CQRS Implementation

Overview

The Leave Management module implements the CQRS (Command Query Responsibility Segregation) pattern to optimize read performance. During the Better Auth migration, this module was refactored to use PostgreSQL for both command and query models, while relying on Better Auth for identity and role management.

Architecture

Components

1. Read Models (Denormalized)

LeaveRequestReadModel:
  • Denormalized with user info (name, email)
  • Denormalized with leave type info (name, code)
  • Includes computed fields: year, month, is_active
  • Optimized for fast queries
LeaveBalanceReadModel:
  • Denormalized with user and leave type info
  • Includes computed fields:
    • usage_percentage = (used_days / total_days) * 100
    • is_low_balance = remaining_days < 3
  • Enables quick dashboard queries

2. Query Repositories

LeaveQueryRepository:
  • FindRequestsByUser - Get all requests for a user
  • FindRequestsByStatus - Filter by PENDING/APPROVED/REJECTED
  • FindRequestsByDateRange - Filter by date range
  • FindPendingRequests - Quick access to pending requests
LeaveBalanceQueryRepository:
  • FindBalancesByUser - Get all balances for a user
  • FindLowBalances - Find users with low balances (< 3 days)

3. Query Service

LeaveQueryService:
  • ListUserLeaveRequests - Paginated user requests with filters
  • ListPendingRequests - Paginated pending requests
  • GetUserBalances - Get all balances for a user
  • ListLowBalances - Paginated low balance alerts

4. Event Consumer

LeaveConsumer:
  • Listens to LeaveRequestCreated events
  • Listens to LeaveBalanceUpdated events
  • Automatically syncs read models when write operations occur
  • Ensures eventual consistency

Benefits

Performance

  • Fast Reads: Denormalized data eliminates joins
  • Optimized Indexes: Read collections can have different indexes
  • Computed Fields: Pre-calculated values (usage_percentage, is_low_balance)

Scalability

  • Separate Scaling: Read and write databases can scale independently
  • Read Replicas: Easy to add read replicas for query workload
  • Caching: Read models are cache-friendly

Flexibility

  • Different Data Models: Write model (normalized) vs Read model (denormalized)
  • Query Optimization: Each query can have its own optimized structure
  • Multiple Read Models: Can create different read models for different use cases

Collections

Write Tables (Normalized - Postgres)

leave_requests       -- Command model
leave_balances       -- Command model
leave_types          -- Reference data

Read Tables (Denormalized - Postgres)

leave_requests_read  -- Query model with denormalized user info
leave_balances_read  -- Query model with pre-computed summaries

Identity Tables (Read-Only - Better Auth)

users                -- Platform users
organizations        -- Organizations
members              -- Organization memberships & roles

Usage Examples

Command (Write)

// Create leave request (writes to normalized DB)
request, err := leaveService.CreateLeaveRequest(ctx, params)
// Publishes "LeaveRequestCreated" event

Query (Read)

// List user requests (reads from denormalized DB)
result, err := leaveQueryService.ListUserLeaveRequests(ctx, userID, orgID, params)

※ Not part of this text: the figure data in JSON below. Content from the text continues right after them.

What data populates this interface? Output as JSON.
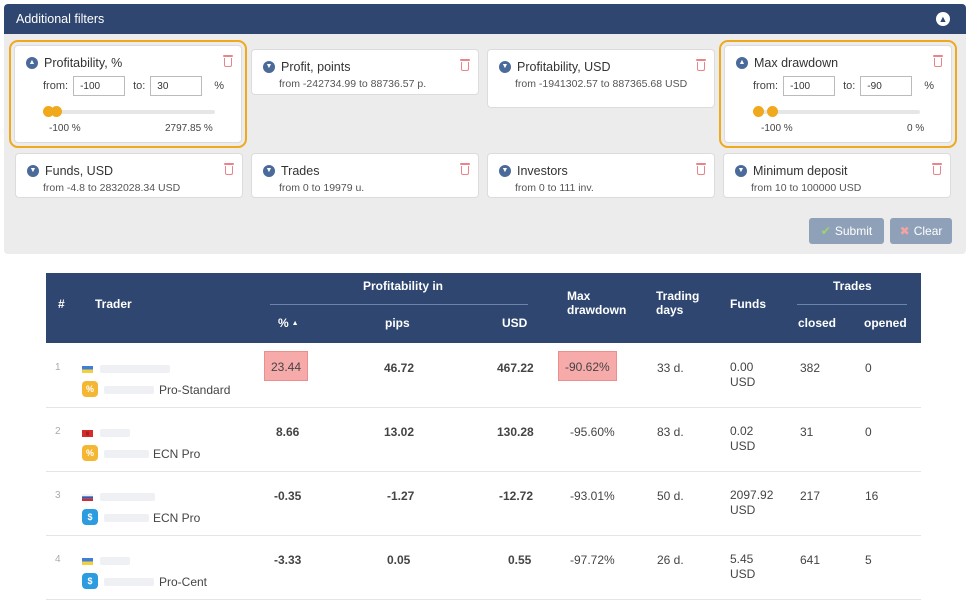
{
  "panel": {
    "title": "Additional filters",
    "collapse_icon": "chevron-up-icon",
    "submit_label": "Submit",
    "clear_label": "Clear"
  },
  "filters": {
    "profitability_pct": {
      "title": "Profitability, %",
      "from_label": "from:",
      "from_value": "-100",
      "to_label": "to:",
      "to_value": "30",
      "unit": "%",
      "min_label": "-100 %",
      "max_label": "2797.85 %"
    },
    "profit_points": {
      "title": "Profit, points",
      "range": "from -242734.99 to 88736.57 p."
    },
    "profitability_usd": {
      "title": "Profitability, USD",
      "range": "from -1941302.57 to 887365.68 USD"
    },
    "max_drawdown": {
      "title": "Max drawdown",
      "from_label": "from:",
      "from_value": "-100",
      "to_label": "to:",
      "to_value": "-90",
      "unit": "%",
      "min_label": "-100 %",
      "max_label": "0 %"
    },
    "funds_usd": {
      "title": "Funds, USD",
      "range": "from -4.8 to 2832028.34 USD"
    },
    "trades": {
      "title": "Trades",
      "range": "from 0 to 19979 u."
    },
    "investors": {
      "title": "Investors",
      "range": "from 0 to 111 inv."
    },
    "minimum_deposit": {
      "title": "Minimum deposit",
      "range": "from 10 to 100000 USD"
    }
  },
  "table": {
    "headers": {
      "num": "#",
      "trader": "Trader",
      "profitability_in": "Profitability in",
      "pct": "%",
      "pips": "pips",
      "usd": "USD",
      "max_drawdown": "Max drawdown",
      "trading_days": "Trading days",
      "funds": "Funds",
      "trades": "Trades",
      "closed": "closed",
      "opened": "opened"
    },
    "rows": [
      {
        "num": "1",
        "account_type": "Pro-Standard",
        "badge": "%",
        "pct": "23.44",
        "pips": "46.72",
        "usd": "467.22",
        "drawdown": "-90.62%",
        "days": "33 d.",
        "funds": "0.00",
        "funds_cur": "USD",
        "closed": "382",
        "opened": "0"
      },
      {
        "num": "2",
        "account_type": "ECN Pro",
        "badge": "%",
        "pct": "8.66",
        "pips": "13.02",
        "usd": "130.28",
        "drawdown": "-95.60%",
        "days": "83 d.",
        "funds": "0.02",
        "funds_cur": "USD",
        "closed": "31",
        "opened": "0"
      },
      {
        "num": "3",
        "account_type": "ECN Pro",
        "badge": "$",
        "pct": "-0.35",
        "pips": "-1.27",
        "usd": "-12.72",
        "drawdown": "-93.01%",
        "days": "50 d.",
        "funds": "2097.92",
        "funds_cur": "USD",
        "closed": "217",
        "opened": "16"
      },
      {
        "num": "4",
        "account_type": "Pro-Cent",
        "badge": "$",
        "pct": "-3.33",
        "pips": "0.05",
        "usd": "0.55",
        "drawdown": "-97.72%",
        "days": "26 d.",
        "funds": "5.45",
        "funds_cur": "USD",
        "closed": "641",
        "opened": "5"
      }
    ]
  },
  "colors": {
    "header_bg": "#2e4670",
    "highlight_outline": "#f0a81c",
    "highlight_cell": "#f6aaaa",
    "slider": "#f0a81c"
  }
}
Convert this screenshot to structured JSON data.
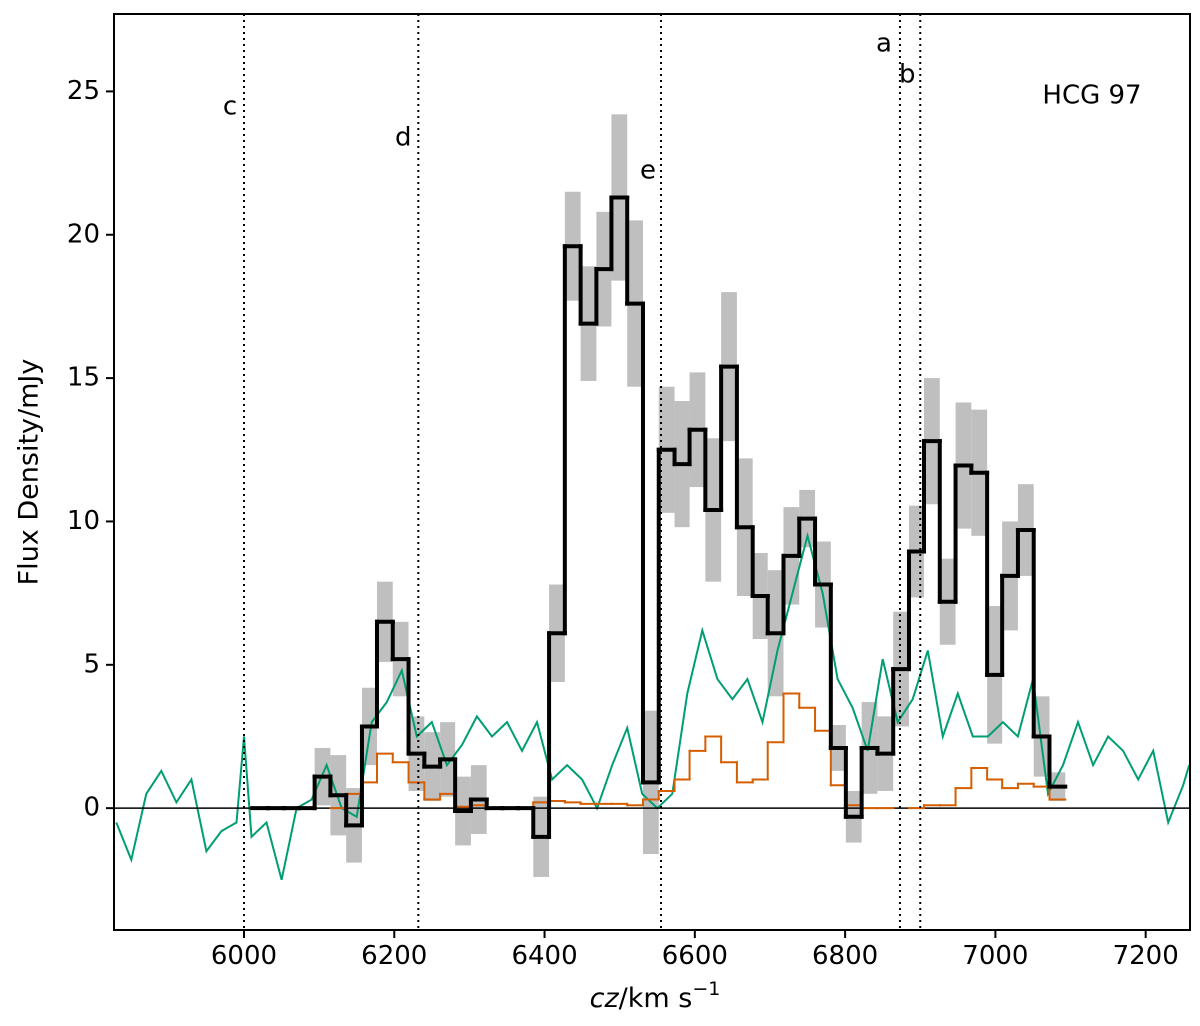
{
  "chart_data": {
    "type": "histogram",
    "ylabel": "Flux Density/mJy",
    "xlabel": [
      "cz",
      "/km s",
      "−1"
    ],
    "annotation": "HCG 97",
    "xlim": [
      5827,
      7259
    ],
    "ylim": [
      -4.25,
      27.7
    ],
    "xticks": [
      6000,
      6200,
      6400,
      6600,
      6800,
      7000,
      7200
    ],
    "yticks": [
      0,
      5,
      10,
      15,
      20,
      25
    ],
    "hline": 0,
    "markers": [
      {
        "label": "c",
        "x": 6000
      },
      {
        "label": "d",
        "x": 6232
      },
      {
        "label": "e",
        "x": 6555
      },
      {
        "label": "a",
        "x": 6873
      },
      {
        "label": "b",
        "x": 6900
      }
    ],
    "bins": [
      6011,
      6032,
      6053,
      6073,
      6094,
      6115,
      6136,
      6157,
      6177,
      6198,
      6219,
      6240,
      6261,
      6281,
      6302,
      6323,
      6344,
      6365,
      6385,
      6406,
      6427,
      6448,
      6469,
      6489,
      6510,
      6531,
      6552,
      6573,
      6593,
      6614,
      6635,
      6656,
      6677,
      6697,
      6718,
      6739,
      6760,
      6781,
      6801,
      6822,
      6843,
      6864,
      6885,
      6905,
      6926,
      6947,
      6968,
      6989,
      7009,
      7030,
      7051,
      7072,
      7093
    ],
    "series": [
      {
        "color": "#000000",
        "error_color": "#bfbfbf",
        "values": [
          0,
          0,
          0,
          0,
          1.1,
          0.45,
          -0.6,
          2.85,
          6.5,
          5.2,
          1.9,
          1.45,
          1.7,
          -0.1,
          0.3,
          0,
          0,
          0,
          -1.0,
          6.1,
          19.6,
          16.9,
          18.8,
          21.3,
          17.6,
          0.9,
          12.5,
          12.0,
          13.2,
          10.4,
          15.4,
          9.8,
          7.4,
          6.1,
          8.8,
          10.1,
          7.8,
          2.1,
          -0.3,
          2.1,
          1.9,
          4.85,
          8.95,
          12.8,
          7.2,
          11.95,
          11.7,
          4.65,
          8.1,
          9.7,
          2.5,
          0.75
        ],
        "errors": [
          null,
          null,
          null,
          null,
          1.0,
          1.4,
          1.3,
          1.35,
          1.4,
          1.3,
          1.3,
          1.2,
          1.3,
          1.2,
          1.2,
          null,
          null,
          null,
          1.4,
          1.7,
          1.9,
          2.0,
          2.0,
          2.9,
          2.9,
          2.5,
          2.2,
          2.2,
          2.0,
          2.5,
          2.6,
          2.4,
          1.5,
          2.2,
          1.7,
          1.0,
          1.5,
          0.8,
          0.9,
          1.6,
          1.3,
          2.0,
          1.6,
          2.2,
          1.5,
          2.2,
          2.2,
          2.4,
          1.9,
          1.6,
          1.4,
          0.5
        ]
      },
      {
        "color": "#d55e00",
        "values": [
          null,
          null,
          null,
          null,
          null,
          0.0,
          0.5,
          0.9,
          1.9,
          1.6,
          0.9,
          0.3,
          0.5,
          0.05,
          0.1,
          0.0,
          0.0,
          0.0,
          0.2,
          0.25,
          0.2,
          0.15,
          0.15,
          0.15,
          0.1,
          0.3,
          0.6,
          1.0,
          2.0,
          2.5,
          1.6,
          0.9,
          1.0,
          2.3,
          4.0,
          3.5,
          2.7,
          0.8,
          0.1,
          0.0,
          0.0,
          null,
          0.0,
          0.1,
          0.1,
          0.7,
          1.4,
          1.0,
          0.7,
          0.85,
          0.75,
          0.3
        ]
      },
      {
        "color": "#009e73",
        "x": [
          5830,
          5850,
          5870,
          5890,
          5910,
          5930,
          5950,
          5970,
          5990,
          6000,
          6010,
          6030,
          6050,
          6070,
          6090,
          6110,
          6130,
          6150,
          6170,
          6190,
          6210,
          6230,
          6250,
          6270,
          6290,
          6310,
          6330,
          6350,
          6370,
          6390,
          6410,
          6430,
          6450,
          6470,
          6490,
          6510,
          6530,
          6550,
          6570,
          6590,
          6610,
          6630,
          6650,
          6670,
          6690,
          6710,
          6730,
          6750,
          6770,
          6790,
          6810,
          6830,
          6850,
          6870,
          6890,
          6910,
          6930,
          6950,
          6970,
          6990,
          7010,
          7030,
          7050,
          7070,
          7090,
          7110,
          7130,
          7150,
          7170,
          7190,
          7210,
          7230,
          7250,
          7258
        ],
        "values": [
          -0.5,
          -1.8,
          0.5,
          1.3,
          0.2,
          1.0,
          -1.5,
          -0.8,
          -0.5,
          2.5,
          -1.0,
          -0.5,
          -2.5,
          0.0,
          0.3,
          1.5,
          0.0,
          -0.3,
          3.0,
          3.7,
          4.8,
          2.5,
          3.0,
          1.5,
          2.2,
          3.2,
          2.5,
          3.0,
          2.0,
          3.0,
          1.0,
          1.5,
          1.0,
          0.0,
          1.5,
          2.8,
          0.5,
          0.0,
          0.5,
          4.0,
          6.2,
          4.5,
          3.8,
          4.5,
          3.0,
          5.5,
          7.5,
          9.5,
          7.5,
          4.5,
          3.5,
          2.0,
          5.2,
          3.0,
          3.8,
          5.5,
          2.5,
          4.0,
          2.5,
          2.5,
          3.0,
          2.5,
          4.5,
          0.5,
          1.5,
          3.0,
          1.5,
          2.5,
          2.0,
          1.0,
          2.0,
          -0.5,
          0.8,
          1.5
        ]
      }
    ]
  }
}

// Get low balances (uses pre-computed is_low_balance field)
balances, err := leaveQueryService.ListLowBalances(ctx, orgID, year, params)

Event Flow

  1. Command → Write to normalized DB → Publish event
  2. Event Consumer → Listen to event → Update read model
  3. Query → Read from denormalized DB → Return fast results

leave_requests_read

CREATE INDEX idx_leave_requests_read_user_org ON leave_requests_read (user_id, organization_id, created_at DESC);
CREATE INDEX idx_leave_requests_read_org_status ON leave_requests_read (organization_id, status, created_at DESC);

leave_balances_read

CREATE INDEX idx_leave_balances_read_user_org ON leave_balances_read (user_id, organization_id, year);

Next Steps

  1. Publish Events: Update LeaveService to publish events when creating/updating requests
  2. Add Indexes: Create database indexes for optimal query performance
  3. Add Query Endpoints: Create HTTP handlers for query operations
  4. Monitoring: Add metrics for read/write performance
  5. Caching: Add Redis caching layer for frequently accessed queries

Trade-offs

Pros

  • ✅ Extremely fast reads
  • ✅ Scalable architecture
  • ✅ Flexible query models

Cons

  • ❌ Eventual consistency (small delay between write and read)
  • ❌ More complex (two data models to maintain)
  • ❌ Storage overhead (data duplication)
The benefits far outweigh the costs for a leave management system where read operations (viewing requests, checking balances) are much more frequent than write operations (creating requests).